I was at a south Indian Palaghattan (a community of Brahmins having its roots in Palakkad, Kerala) wedding this morning. The wedding feast is a must for all invitees. It is an elaborate multi-course meal served on a banana leaf. Today’s menu had over 24 items on it. But something appeared to have gone wrong in the kitchen this morning. Or was it with the service crew? Either we guests had arrived for the sadya, the feast, several minutes ahead of the kitchen being ready with the whole meal, or the service crew were short-staffed. Whatever may have been the reason – the food service was haphazard and woefully slow. The rasam arrived ahead of the sambar. And the thayir-pachadi (a curd-based vegetable side dish) came after the whole meal was over! Several guests did not even receive all the 24 items that were on the menu. Even as I felt sorry for one of the hosts, who was running around rallying the kitchen crew to fall into a systematic way of serving, I could not but help recall what Epictetus (55~135 AD), a Greek thinker and philosopher, had to say about Life: “Remember that you must behave in Life as you would at a banquet. A dish is handed round and comes to you; put out your hand and take it politely. If it passes you, do not stop it. If it has not reached you, do not be impatient to get it, but wait till your turn comes.I would like to humbly suggest that when your turn does come, be gratefulfor whatever you get!
The wedding feast and Epictetus’ banquet metaphor perfectly sum up the spirit we need to nurture in Life! Not just around Thanksgiving but all the time. But in an instant-gratification, what’s-in-it-for-me world, where is the time to feel grateful for anyone or anything? Which is why we perhaps need a season to remind us of it.
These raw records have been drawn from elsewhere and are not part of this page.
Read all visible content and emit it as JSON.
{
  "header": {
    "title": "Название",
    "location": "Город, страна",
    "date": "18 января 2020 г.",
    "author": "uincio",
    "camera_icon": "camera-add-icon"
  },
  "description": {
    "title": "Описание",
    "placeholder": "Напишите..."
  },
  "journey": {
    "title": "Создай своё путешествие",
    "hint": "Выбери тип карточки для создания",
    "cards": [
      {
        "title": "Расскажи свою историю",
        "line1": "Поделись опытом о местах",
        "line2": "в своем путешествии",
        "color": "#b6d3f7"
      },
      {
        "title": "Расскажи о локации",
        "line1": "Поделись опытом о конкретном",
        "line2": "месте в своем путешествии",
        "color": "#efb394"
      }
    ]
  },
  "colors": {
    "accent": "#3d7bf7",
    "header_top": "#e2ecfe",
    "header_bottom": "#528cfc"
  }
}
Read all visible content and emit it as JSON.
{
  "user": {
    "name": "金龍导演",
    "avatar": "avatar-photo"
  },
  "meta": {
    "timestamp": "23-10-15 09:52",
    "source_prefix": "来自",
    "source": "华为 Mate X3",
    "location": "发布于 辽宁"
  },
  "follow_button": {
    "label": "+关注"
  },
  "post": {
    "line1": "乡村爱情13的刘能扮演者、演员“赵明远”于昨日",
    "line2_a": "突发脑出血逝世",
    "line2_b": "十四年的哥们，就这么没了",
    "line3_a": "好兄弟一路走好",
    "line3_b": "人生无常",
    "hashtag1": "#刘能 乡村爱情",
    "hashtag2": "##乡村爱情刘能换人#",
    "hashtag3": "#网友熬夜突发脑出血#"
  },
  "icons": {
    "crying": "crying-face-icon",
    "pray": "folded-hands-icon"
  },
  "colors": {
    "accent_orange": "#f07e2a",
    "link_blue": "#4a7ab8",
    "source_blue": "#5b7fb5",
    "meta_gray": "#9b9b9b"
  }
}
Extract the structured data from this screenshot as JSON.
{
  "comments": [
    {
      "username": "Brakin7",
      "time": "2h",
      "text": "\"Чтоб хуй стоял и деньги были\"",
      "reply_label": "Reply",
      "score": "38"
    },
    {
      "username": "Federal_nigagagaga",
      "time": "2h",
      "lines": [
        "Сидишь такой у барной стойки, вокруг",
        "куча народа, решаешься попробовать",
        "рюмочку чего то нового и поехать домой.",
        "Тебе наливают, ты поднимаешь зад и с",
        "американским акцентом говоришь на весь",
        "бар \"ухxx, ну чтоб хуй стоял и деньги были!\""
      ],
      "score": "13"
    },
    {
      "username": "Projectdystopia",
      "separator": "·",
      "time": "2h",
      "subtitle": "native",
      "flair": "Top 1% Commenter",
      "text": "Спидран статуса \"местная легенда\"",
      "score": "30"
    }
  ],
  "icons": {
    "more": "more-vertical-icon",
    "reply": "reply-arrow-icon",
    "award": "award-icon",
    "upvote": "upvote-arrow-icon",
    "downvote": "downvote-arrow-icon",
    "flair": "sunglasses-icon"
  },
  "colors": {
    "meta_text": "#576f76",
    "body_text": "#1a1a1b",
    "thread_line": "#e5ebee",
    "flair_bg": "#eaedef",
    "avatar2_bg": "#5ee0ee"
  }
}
One of the most inspiring examples of gratitude I have known is the way the inimitable Asha Bhosle, now 80, feels about Life. She’s had a roller-coaster 80 years! A bad marriage, being thrown out of home by her husband, struggling to get a toehold in Bollywood as a playback singer, a victim of her own sibling’s designs that prevented her from growing in her career, an eventful relationship with R.D.Burman before he suddenly died in 1994, the death of her only daughter who committed suicide recently. Such a Life, filled with pain and strife, could have numbed anyone. But not Ashaji! She was asked by Forbes Life a couple of years back what she thought of Life. She replied: “I am very grateful. If I had not married, I would not have had such wonderful children and grandchildren. If I had not married, I would not have left home. If I had not left home, I would not have started singing. If I had not met Bhosle (her estranged husband who ill-treated her), I would not have become Asha Bhosle!” What an inspiring take on Life? “If I had not met Bhosle, I would not have become Asha Bhosle.” How many of us can forgive someone who caused us immense pain and look at Life from this perspective – with absolute gratitude! Beautiful!!
Let us always remember that Life is a gift. The only way to live our lives is to celebrate Life in every moment! Every event we go through, each person we meet, is a teacher. Each experience is teaching us to live fully and happily – no matter what we have to face or endure. We are the ones who label each event as good or bad. From Life’s point of view, each event is simply a learning opportunity. It is for this continuous learning that we must be grateful – not just in this season, but all the time!